PROJECT SUMMARY: The fovea is a highly specialized retinal structure located within the macula responsible for high- acuity vision, which in humans enables critical tasks such as reading and recognizing faces. Foveal diseases such as macular degeneration are highly debilitating and often lead to blindness. However, there are no current available treatments or therapies for fovea-specific disorders. A major reason underlying this limitation is the lack of suitable experimental systems for foveal studies, as only a small number of species have fovea-like high acuity areas (HAA). Indeed, among mammals, only a subset of primates has foveated retinas. However, avian species including the chick, possess fovea-like HAA and can be used as a powerful model system to study the molecular underpinnings of fovea formation in vivo. Human stem cell-derived retinal organoids (hRetOrg) have emerged as a promising in vitro system to study human retinal disorders but current protocols fail to generate foveae. We have recently found that retinoic acid (RA) signaling is highly patterned during foveogenesis in humans and is required for HAA formation in the chick. Our hypothesis is that recapitulation of endogenous patterns of RA signaling in hRetOrg is sufficient to induce fovea formation. To test this hypothesis, we will utilize the chick system to elucidate the spatiotemporal properties of RA-dependent fovea induction in vivo (Aim 1); longitudinally characterize the dynamics of RA signaling and expression profile of RA enzymes during retinogenesis period in hRetOrg (Aim 2); experimentally manipulate RA signaling to recapitulate the spatiotemporal patterns of RA found in vivo in the in vitro hRetOrg system (Aim 3). To achieve this we have developed an innovative molecular strategy based on transposon- and doxycycline-inducible systems for precise spatial and temporal regulation of transgenesis and optimized high-speed high-resolution imaging analysis of whole chick retinas and 3D hRetOrg. This effort will not only advance our current understanding of the mechanistic role of RA signaling as a fovea regulator but also generate an innovative and much needed foveated hRetOrg system with high translational potential for diseases affecting the fovea through disease modeling, high-throughput drug screening and as a source of clinically-relevant fovea-specific cells for transplantation.

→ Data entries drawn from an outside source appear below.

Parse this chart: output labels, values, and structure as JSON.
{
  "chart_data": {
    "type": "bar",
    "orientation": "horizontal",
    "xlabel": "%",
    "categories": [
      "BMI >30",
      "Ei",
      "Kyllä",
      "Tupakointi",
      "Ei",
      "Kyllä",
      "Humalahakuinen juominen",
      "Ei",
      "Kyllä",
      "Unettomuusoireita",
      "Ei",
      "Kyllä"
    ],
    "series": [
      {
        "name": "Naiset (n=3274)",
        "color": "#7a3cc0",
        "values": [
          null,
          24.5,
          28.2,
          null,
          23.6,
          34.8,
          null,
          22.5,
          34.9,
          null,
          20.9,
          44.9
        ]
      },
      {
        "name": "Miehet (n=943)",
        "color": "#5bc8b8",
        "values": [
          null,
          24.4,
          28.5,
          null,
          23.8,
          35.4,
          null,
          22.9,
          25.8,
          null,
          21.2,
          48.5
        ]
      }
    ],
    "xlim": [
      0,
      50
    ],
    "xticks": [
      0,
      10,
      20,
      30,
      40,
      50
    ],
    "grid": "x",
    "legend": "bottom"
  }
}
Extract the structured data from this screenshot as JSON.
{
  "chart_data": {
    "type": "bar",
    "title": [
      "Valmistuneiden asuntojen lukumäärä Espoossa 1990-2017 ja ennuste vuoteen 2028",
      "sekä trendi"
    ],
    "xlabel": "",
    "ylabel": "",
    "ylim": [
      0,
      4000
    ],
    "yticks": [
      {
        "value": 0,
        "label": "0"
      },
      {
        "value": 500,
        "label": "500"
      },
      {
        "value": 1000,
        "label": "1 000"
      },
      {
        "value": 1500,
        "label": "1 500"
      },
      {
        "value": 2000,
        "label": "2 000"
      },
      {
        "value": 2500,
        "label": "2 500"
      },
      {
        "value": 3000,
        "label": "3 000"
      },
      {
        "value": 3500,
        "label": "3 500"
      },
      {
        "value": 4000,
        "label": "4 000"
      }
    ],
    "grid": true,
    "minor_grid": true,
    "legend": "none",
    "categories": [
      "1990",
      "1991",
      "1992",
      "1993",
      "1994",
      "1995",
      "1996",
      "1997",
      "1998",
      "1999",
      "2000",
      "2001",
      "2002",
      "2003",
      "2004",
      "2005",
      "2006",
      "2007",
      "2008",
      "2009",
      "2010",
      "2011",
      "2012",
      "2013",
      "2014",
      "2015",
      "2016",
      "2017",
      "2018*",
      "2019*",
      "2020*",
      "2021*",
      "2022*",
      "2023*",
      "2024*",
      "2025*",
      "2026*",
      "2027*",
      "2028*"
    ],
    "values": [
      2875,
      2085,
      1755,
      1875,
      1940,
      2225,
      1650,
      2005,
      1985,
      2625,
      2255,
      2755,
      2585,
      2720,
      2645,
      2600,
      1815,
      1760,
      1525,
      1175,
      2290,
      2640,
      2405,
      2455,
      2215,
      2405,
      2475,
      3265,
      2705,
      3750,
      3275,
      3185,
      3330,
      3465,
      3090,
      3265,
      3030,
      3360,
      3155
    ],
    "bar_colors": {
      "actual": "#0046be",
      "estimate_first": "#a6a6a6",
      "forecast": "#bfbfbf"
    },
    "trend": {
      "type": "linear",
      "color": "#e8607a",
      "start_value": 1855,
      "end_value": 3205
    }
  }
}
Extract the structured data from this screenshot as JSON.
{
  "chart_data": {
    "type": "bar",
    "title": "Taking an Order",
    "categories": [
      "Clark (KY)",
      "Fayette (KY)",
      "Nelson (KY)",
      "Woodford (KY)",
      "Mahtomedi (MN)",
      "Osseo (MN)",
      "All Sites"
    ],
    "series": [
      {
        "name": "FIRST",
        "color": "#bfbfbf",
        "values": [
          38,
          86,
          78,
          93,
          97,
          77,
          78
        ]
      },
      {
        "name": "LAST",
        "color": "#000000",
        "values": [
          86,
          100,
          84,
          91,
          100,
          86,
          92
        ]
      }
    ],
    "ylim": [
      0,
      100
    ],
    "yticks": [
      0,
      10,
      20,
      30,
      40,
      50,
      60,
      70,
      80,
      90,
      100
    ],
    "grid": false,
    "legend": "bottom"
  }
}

项目概要： 中央凹是位于黄斑内的高度专门化的视网膜结构，负责高- 敏锐的视觉，这在人类中使关键的任务，如阅读和识别面孔。 黄斑变性等黄斑中心凹疾病是高度衰弱的，通常会导致失明。 然而，目前还没有针对中央凹特异性疾病的可用治疗或疗法。一 这种局限性的主要原因是缺乏合适的实验系统， 研究，因为只有少数物种具有中央凹样高敏度区域（HAA）。的确， 在哺乳动物中，只有灵长类动物的一个子集具有中央凹视网膜。然而，鸟类 包括鸡在内的所有鸡胚都具有中央凹状的HAA，可以作为研究HAA的一个强有力的模型系统 在体内形成中央凹的分子基础。人干细胞衍生的视网膜类器官 （hRetOrg）已成为研究人类视网膜疾病的有前途的体外系统， 当前的协议不能产生中央凹。我们最近发现，维甲酸（RA）信号 在人类的中心凹形成过程中是高度模式化的，并且是鸡的HAA形成所需的。 我们的假设是，在hRetinopathy中RA信号传导的内源性模式的重演是 足以诱导中央凹形成。为了验证这一假设，我们将利用小鸡系统， 阐明体内RA依赖性小凹诱导的时空特性（目的1）; 纵向表征RA信号传导的动力学和RA酶的表达谱 在hRetinopathy中的视网膜发生期间（Aim 2）;实验性地操纵RA信号传导， 概括了在体外hRetrieval系统中体内发现的RA的时空模式（Aim 3）。为了实现这一目标，我们开发了一种基于转座子的创新分子策略- 和多西环素诱导系统，用于精确的空间和时间调节转基因 并优化了整个鸡视网膜的高速高分辨率成像分析和3D h保留。这一努力不仅将推进我们目前对RA机制作用的理解， 信号作为中央凹调节器，但也产生创新和急需的中央凹 对通过疾病影响中央凹的疾病具有高翻译潜力的hRetrieval系统 建模，高通量药物筛选和作为临床相关的中央凹特异性的来源， 细胞移植。